Ella se burló y se comió un trozo del pastel de queso ahora profanado.
—Primero, tenemos que irnos de luna de miel.
Maeve parpadeó.
—No me voy de luna de miel contigo.
—Puedes decirle eso a mi padre. Lo intenté.
Cuando un whisky se convirtió en cuatro o cinco, mis ojos se dirigieron a Maeve más de lo que me gustaría. Joder, ese vestido era una locura. Expuso su espalda casi hasta su trasero y no pude evitar preguntarme qué tan suave se sentiría la piel expuesta.
Aparté mis ojos de su espalda y los miré hacia la pista de baile, que se había llenado ante nosotros. También había elegido renunciar al primer baile, pero una breve parte de mí imaginó cómo sería bailar con Maeve, sentirla contra mí mientras trazaba el contorno de su espalda.
Déjalo Can.
El alcohol estaba nublando mi juicio. No tenía ninguna duda al respecto.
La tarde se convirtió en noche y, antes de darnos cuenta, nos acompañaron a la suite nupcial. La suite era enorme y decadente, con una bañera con piso hundido lo suficientemente grande para varias personas y una cama que rivalizaba con ella. Desde donde estaba, pude ver que el baño brillaba con mármol oscuro y la vista de la ciudad casi rivalizaba con la mía desde mi ático.

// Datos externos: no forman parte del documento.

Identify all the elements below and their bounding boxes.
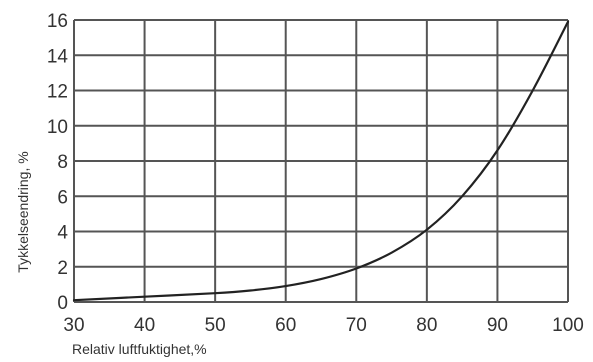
tick-labels: 30 40 50 60 70 80 90 100 0 2 4 6 8 10 12 14 16 [47, 11, 584, 336]
x-tick-label: 50 [205, 315, 226, 336]
y-tick-label: 4 [57, 223, 68, 244]
y-tick-label: 8 [57, 152, 68, 173]
y-tick-label: 6 [57, 187, 68, 208]
x-tick-label: 70 [346, 315, 367, 336]
y-tick-label: 2 [57, 258, 68, 279]
x-tick-label: 40 [134, 315, 155, 336]
x-tick-label: 60 [275, 315, 296, 336]
y-tick-label: 10 [47, 117, 68, 138]
y-tick-label: 0 [57, 293, 68, 314]
x-axis-label: Relativ luftfuktighet,% [72, 341, 207, 357]
x-tick-label: 100 [552, 315, 584, 336]
y-tick-label: 14 [47, 46, 69, 67]
series-layer [72, 20, 570, 302]
x-tick-label: 30 [63, 315, 84, 336]
y-axis-label: Tykkelseendring, % [15, 151, 31, 272]
series-line [72, 20, 570, 302]
x-tick-label: 90 [487, 315, 508, 336]
y-tick-label: 16 [47, 11, 68, 32]
y-tick-label: 12 [47, 82, 68, 103]
x-tick-label: 80 [416, 315, 437, 336]
grid [73, 19, 569, 303]
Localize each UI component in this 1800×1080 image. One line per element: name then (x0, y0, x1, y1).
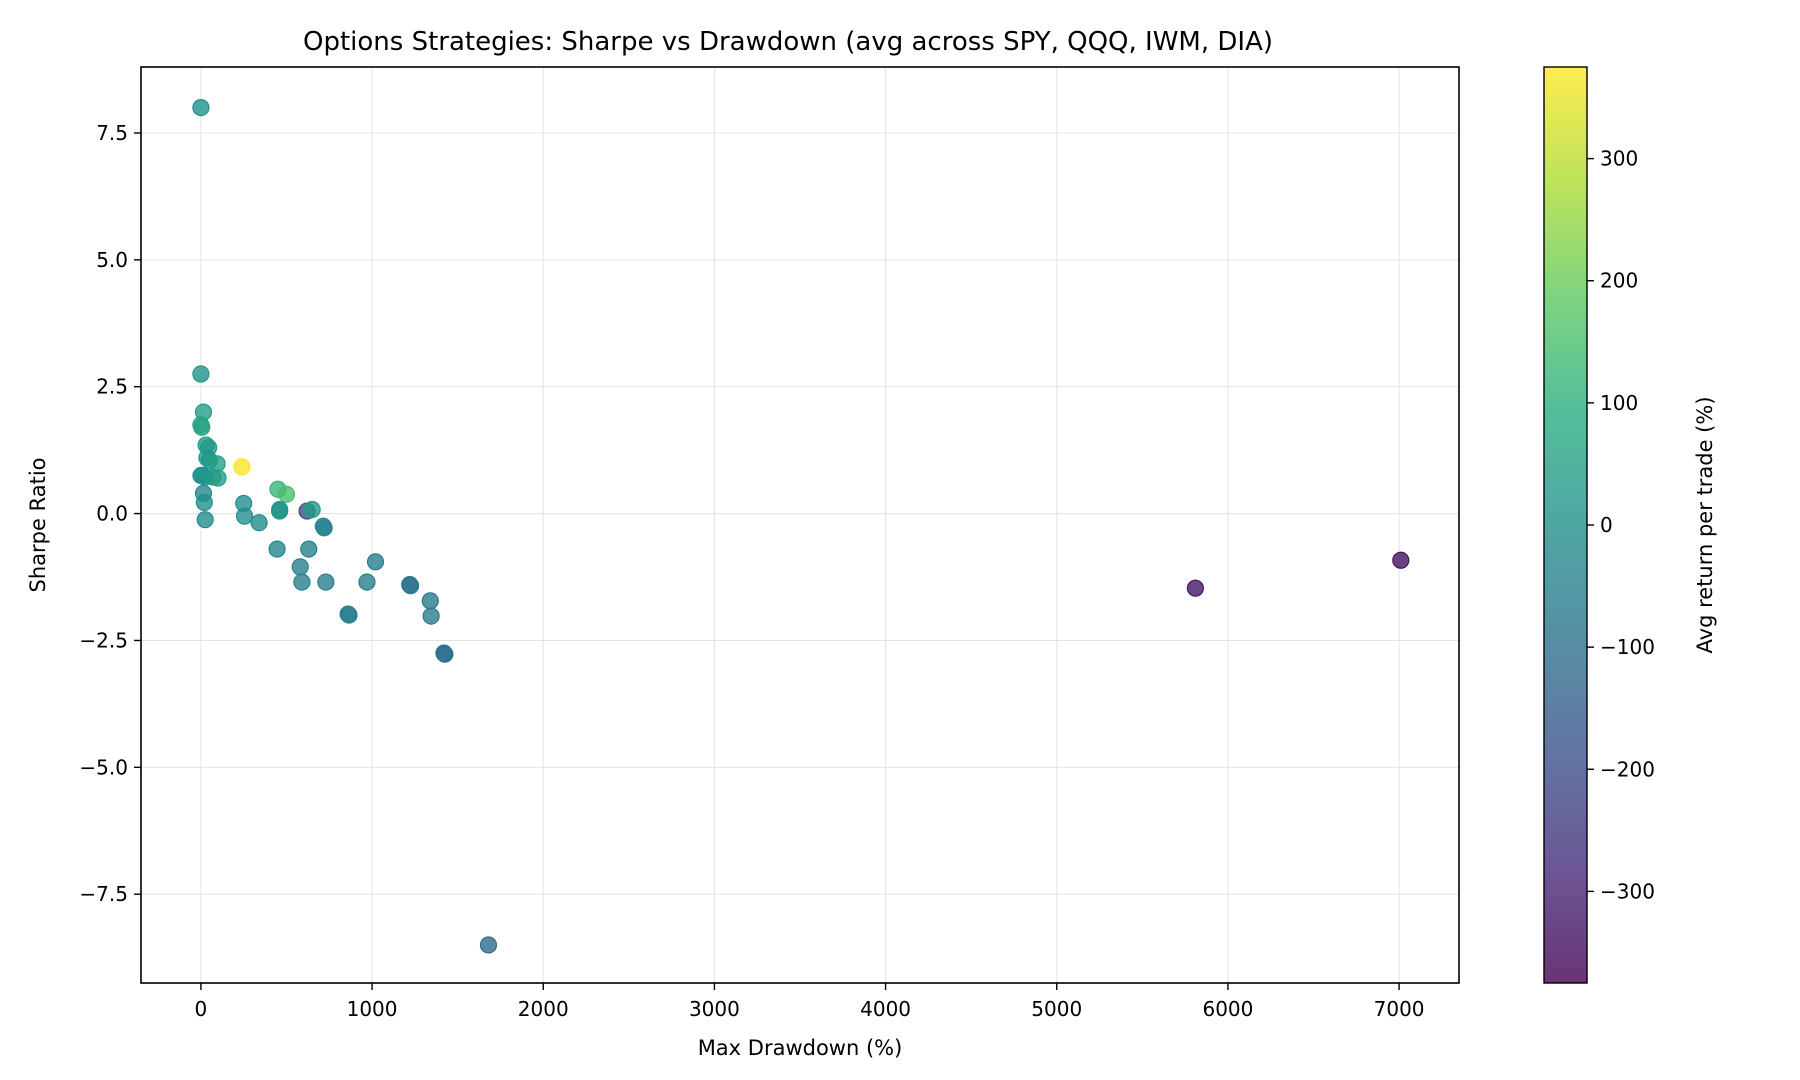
data-point (193, 418, 211, 436)
y-tick-label: 5.0 (96, 248, 128, 272)
plot-frame (140, 66, 1460, 984)
y-tick-label: −7.5 (79, 882, 128, 906)
data-point (291, 558, 309, 576)
colorbar (1543, 66, 1588, 984)
data-point (271, 502, 289, 520)
y-axis-ticks: −7.5 −5.0 −2.5 0.0 2.5 5.0 7.5 (79, 121, 141, 906)
colorbar-tick-label: 200 (1600, 269, 1638, 293)
colorbar-tick-label: 0 (1600, 513, 1613, 537)
data-point (401, 577, 420, 595)
data-point (479, 936, 498, 954)
data-point (421, 592, 439, 610)
data-point (192, 98, 210, 117)
data-point (233, 458, 251, 476)
data-point (196, 511, 214, 529)
y-axis-label: Sharpe Ratio (26, 458, 50, 593)
colorbar-tick-label: −200 (1600, 757, 1655, 781)
data-point (340, 606, 358, 624)
data-point (209, 469, 227, 487)
chart-title: Options Strategies: Sharpe vs Drawdown (… (303, 27, 1273, 57)
x-tick-label: 0 (195, 997, 208, 1021)
data-point (250, 514, 268, 532)
data-point (366, 553, 385, 571)
y-tick-label: 2.5 (96, 375, 128, 399)
y-tick-label: 0.0 (96, 502, 128, 526)
data-point (235, 507, 254, 525)
x-tick-label: 6000 (1202, 997, 1253, 1021)
y-tick-label: −5.0 (79, 755, 128, 779)
data-point (277, 485, 296, 503)
data-point (300, 540, 318, 558)
x-tick-label: 5000 (1031, 997, 1082, 1021)
x-tick-label: 2000 (518, 997, 569, 1021)
data-points (192, 98, 1410, 954)
colorbar-tick-label: 300 (1600, 147, 1638, 171)
colorbar-tick-label: 100 (1600, 391, 1638, 415)
x-tick-label: 7000 (1374, 997, 1425, 1021)
data-point (317, 573, 335, 591)
data-point (192, 365, 210, 383)
x-axis-ticks: 0 1000 2000 3000 4000 5000 6000 7000 (195, 983, 1425, 1021)
x-tick-label: 3000 (689, 997, 740, 1021)
y-tick-label: −2.5 (79, 628, 128, 652)
data-point (436, 645, 454, 663)
y-tick-label: 7.5 (96, 121, 128, 145)
data-point (422, 607, 440, 625)
data-point (1186, 579, 1205, 597)
data-point (1392, 551, 1410, 569)
x-axis-label: Max Drawdown (%) (698, 1036, 903, 1060)
data-point (358, 573, 376, 591)
colorbar-tick-label: −300 (1600, 879, 1655, 903)
data-point (303, 500, 321, 519)
data-point (268, 540, 286, 558)
data-point (293, 573, 311, 591)
grid-lines (141, 67, 1459, 983)
data-point (315, 519, 333, 537)
x-tick-label: 4000 (860, 997, 911, 1021)
data-point (195, 493, 213, 512)
colorbar-ticks: −300 −200 −100 0 100 200 300 (1587, 147, 1655, 903)
colorbar-label: Avg return per trade (%) (1693, 396, 1717, 653)
x-tick-label: 1000 (347, 997, 398, 1021)
colorbar-tick-label: −100 (1600, 635, 1655, 659)
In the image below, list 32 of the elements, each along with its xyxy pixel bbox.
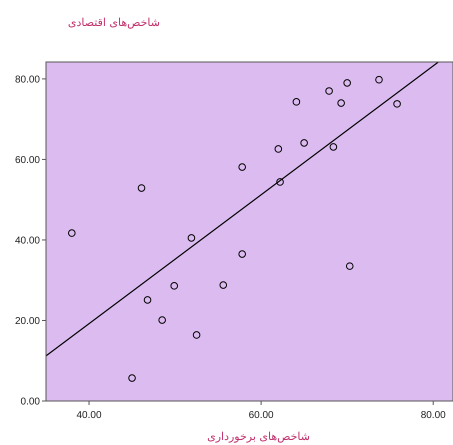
point [292, 98, 300, 106]
point [337, 99, 345, 107]
point [276, 178, 284, 186]
point [274, 145, 282, 153]
point [158, 316, 166, 324]
point [346, 262, 354, 270]
point [393, 100, 401, 108]
point [343, 79, 351, 87]
point [144, 296, 152, 304]
x-tick-label: 60.00 [248, 410, 274, 421]
point [238, 163, 246, 171]
point [192, 331, 200, 339]
point [138, 184, 146, 192]
point [188, 234, 196, 242]
point [300, 139, 308, 147]
y-axis-title: شاخص‌های اقتصادی [68, 16, 160, 29]
point [238, 250, 246, 258]
point [219, 281, 228, 289]
point [325, 87, 333, 95]
x-tick-label: 80.00 [420, 410, 446, 421]
point [375, 76, 383, 84]
x-tick-label: 40.00 [76, 410, 102, 421]
point [170, 282, 178, 290]
y-tick-label: 0.00 [20, 396, 40, 408]
x-axis-title: شاخص‌های برخورداری [207, 430, 310, 443]
y-tick-label: 20.00 [14, 316, 40, 327]
point [330, 143, 338, 151]
y-tick-label: 60.00 [14, 154, 40, 166]
y-tick-label: 80.00 [14, 74, 40, 86]
y-tick-label: 40.00 [14, 235, 40, 246]
point [68, 229, 76, 237]
point [128, 374, 136, 382]
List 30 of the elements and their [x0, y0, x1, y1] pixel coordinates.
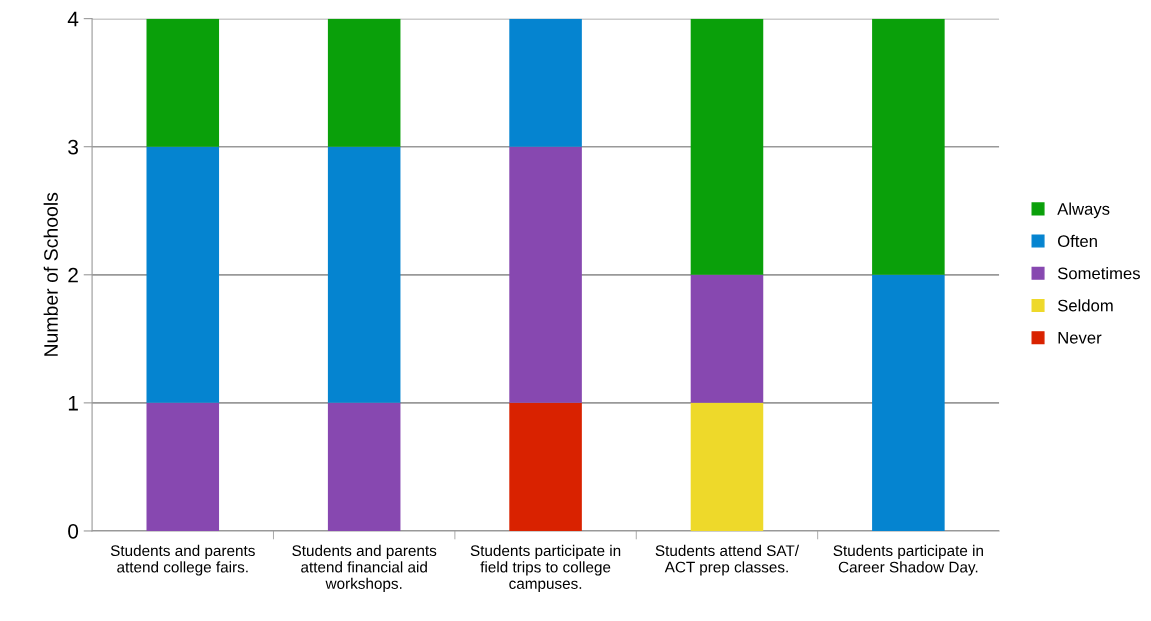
legend-label: Often — [1058, 234, 1097, 248]
y-tick-label: 1 — [68, 396, 78, 411]
bar — [146, 18, 220, 147]
bar — [872, 274, 945, 531]
legend-label: Never — [1058, 332, 1102, 344]
bar — [146, 402, 220, 531]
bar — [690, 402, 764, 531]
bar — [509, 18, 582, 147]
x-tick-label: Students participate in field trips to college campuses. — [470, 544, 621, 592]
legend-label: Sometimes — [1057, 267, 1140, 280]
legend-label: Always — [1057, 202, 1110, 219]
x-tick-label: Students and parents attend college fairs. — [110, 544, 255, 576]
bar — [690, 274, 764, 403]
x-tick-label: Students and parents attend financial aid workshops. — [292, 544, 437, 592]
y-tick-label: 2 — [68, 267, 78, 283]
bar — [690, 18, 764, 275]
x-tick-label: Students attend SAT/ ACT prep classes. — [655, 544, 800, 576]
bar — [327, 402, 401, 531]
bar — [509, 402, 582, 531]
y-tick-label: 4 — [67, 11, 79, 27]
legend-label: Seldom — [1057, 299, 1113, 312]
bar — [327, 18, 401, 147]
bar — [509, 146, 582, 403]
bar — [872, 18, 945, 275]
y-tick-label: 0 — [68, 523, 79, 539]
y-axis-title: Number of Schools — [43, 192, 58, 356]
bar — [327, 146, 401, 403]
bar — [146, 146, 220, 403]
x-tick-label: Students participate in Career Shadow Day. — [833, 544, 983, 576]
y-tick-label: 3 — [68, 139, 78, 155]
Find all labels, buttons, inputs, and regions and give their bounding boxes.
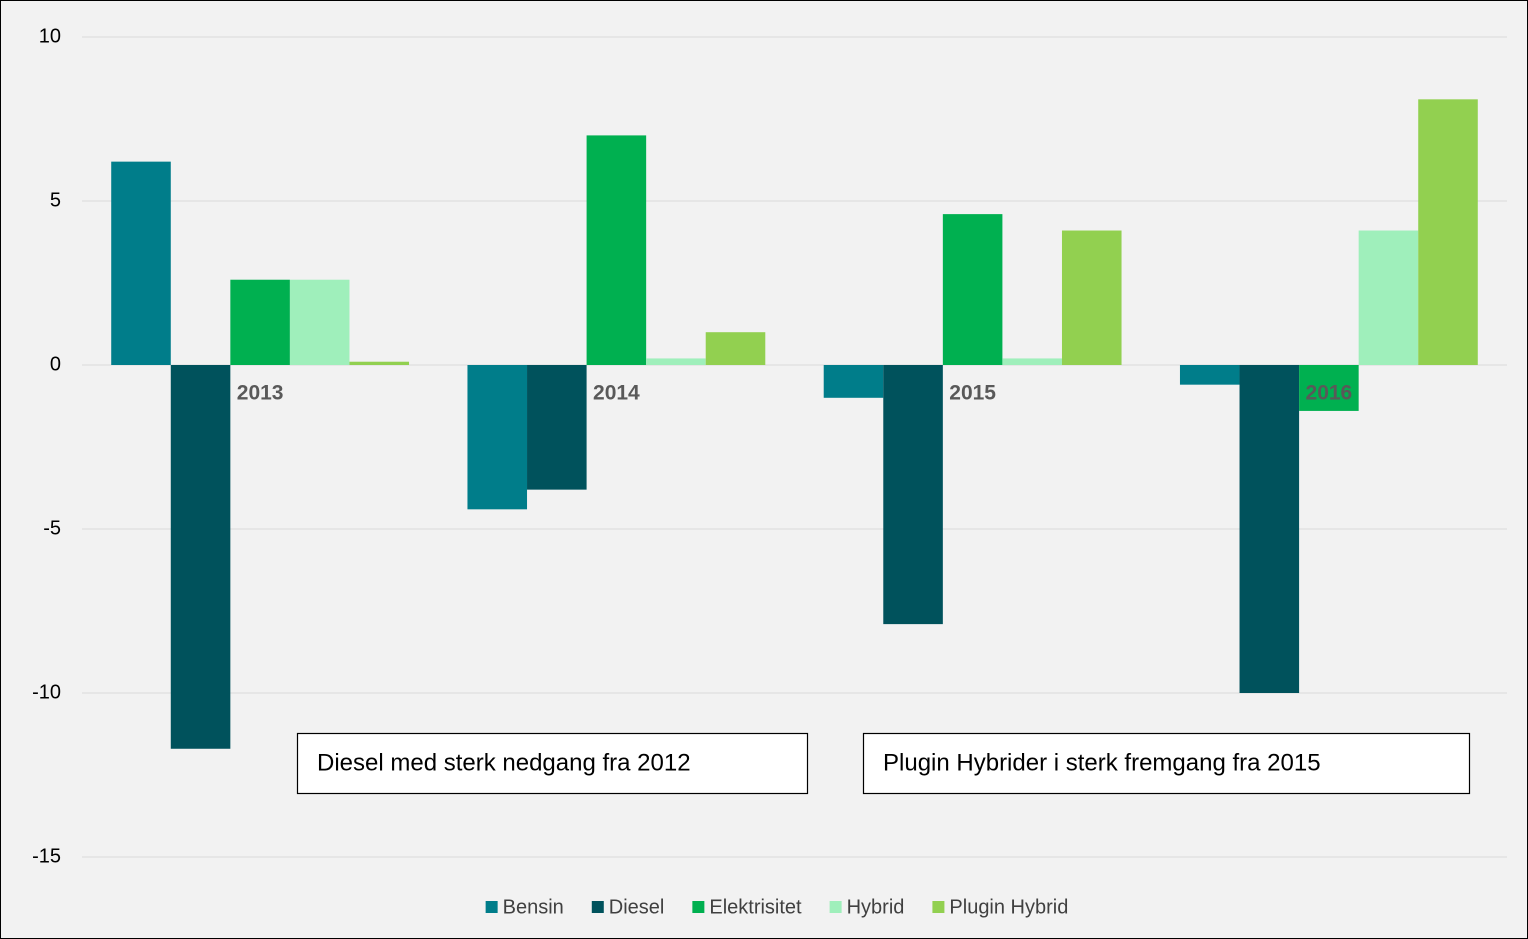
bar [942,214,1003,365]
legend-swatch [692,901,705,913]
y-tick-label: -5 [43,517,61,539]
bar [170,365,231,749]
bar [111,161,171,365]
bar [289,279,350,365]
annotation-text: Plugin Hybrider i sterk fremgang fra 201… [883,749,1321,776]
y-tick-label: -10 [32,681,61,703]
legend-label: Hybrid [847,896,905,918]
bar [883,365,943,625]
annotation-box [862,732,1471,795]
y-tick-label: 10 [39,25,61,47]
y-tick-label: 5 [50,189,61,211]
bar [230,279,290,365]
bar [467,365,528,510]
annotation-box [296,732,809,795]
legend-label: Diesel [609,896,665,918]
y-tick-label: -15 [32,845,61,867]
bar [527,365,587,490]
bar [1358,230,1419,365]
x-tick-label: 2016 [1306,382,1353,405]
bar [705,332,766,365]
bar [1418,99,1478,365]
bar [823,365,884,398]
bar [1299,365,1359,411]
legend-swatch [485,901,498,913]
annotation-text: Diesel med sterk nedgang fra 2012 [317,749,691,776]
legend-label: Elektrisitet [709,896,802,918]
legend-swatch [591,901,604,913]
bar [1002,358,1062,365]
x-tick-label: 2015 [949,382,996,405]
bar [646,358,706,365]
legend-swatch [932,901,945,913]
legend-swatch [829,901,842,913]
bar [1239,365,1300,693]
legend-label: Plugin Hybrid [949,896,1068,918]
bar [349,361,410,365]
legend-label: Bensin [503,896,564,918]
bar [1061,230,1122,365]
x-tick-label: 2014 [593,382,640,405]
bar [586,135,647,365]
y-tick-label: 0 [50,353,61,375]
bar [1179,365,1240,385]
x-tick-label: 2013 [237,382,284,405]
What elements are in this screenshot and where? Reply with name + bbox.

Había una botella de champán en una cubitera con hielo, junto a dos copas y un plato lleno de fresas cubiertas de chocolate. Eran lo último que alguien quería después de una noche bebiendo. Bebía tan raramente que no me apetecía la comida para llevar con frecuencia, pero una pizza de pepperoni no habría estado de más.
—Al menos la cama es lo suficientemente grande como para que podamos evitarnos el uno al otro—. Dijo Maeve, acercándose a donde el personal había dejado sus maletas y rebuscando en el interior.
—Está bien, me quedo con el sofá—. Tiré mi chaqueta de esmoquin y mi chaleco sobre el respaldo de una silla y me senté pesadamente. La habitación se sacudió y parpadeé a través de la pelusa.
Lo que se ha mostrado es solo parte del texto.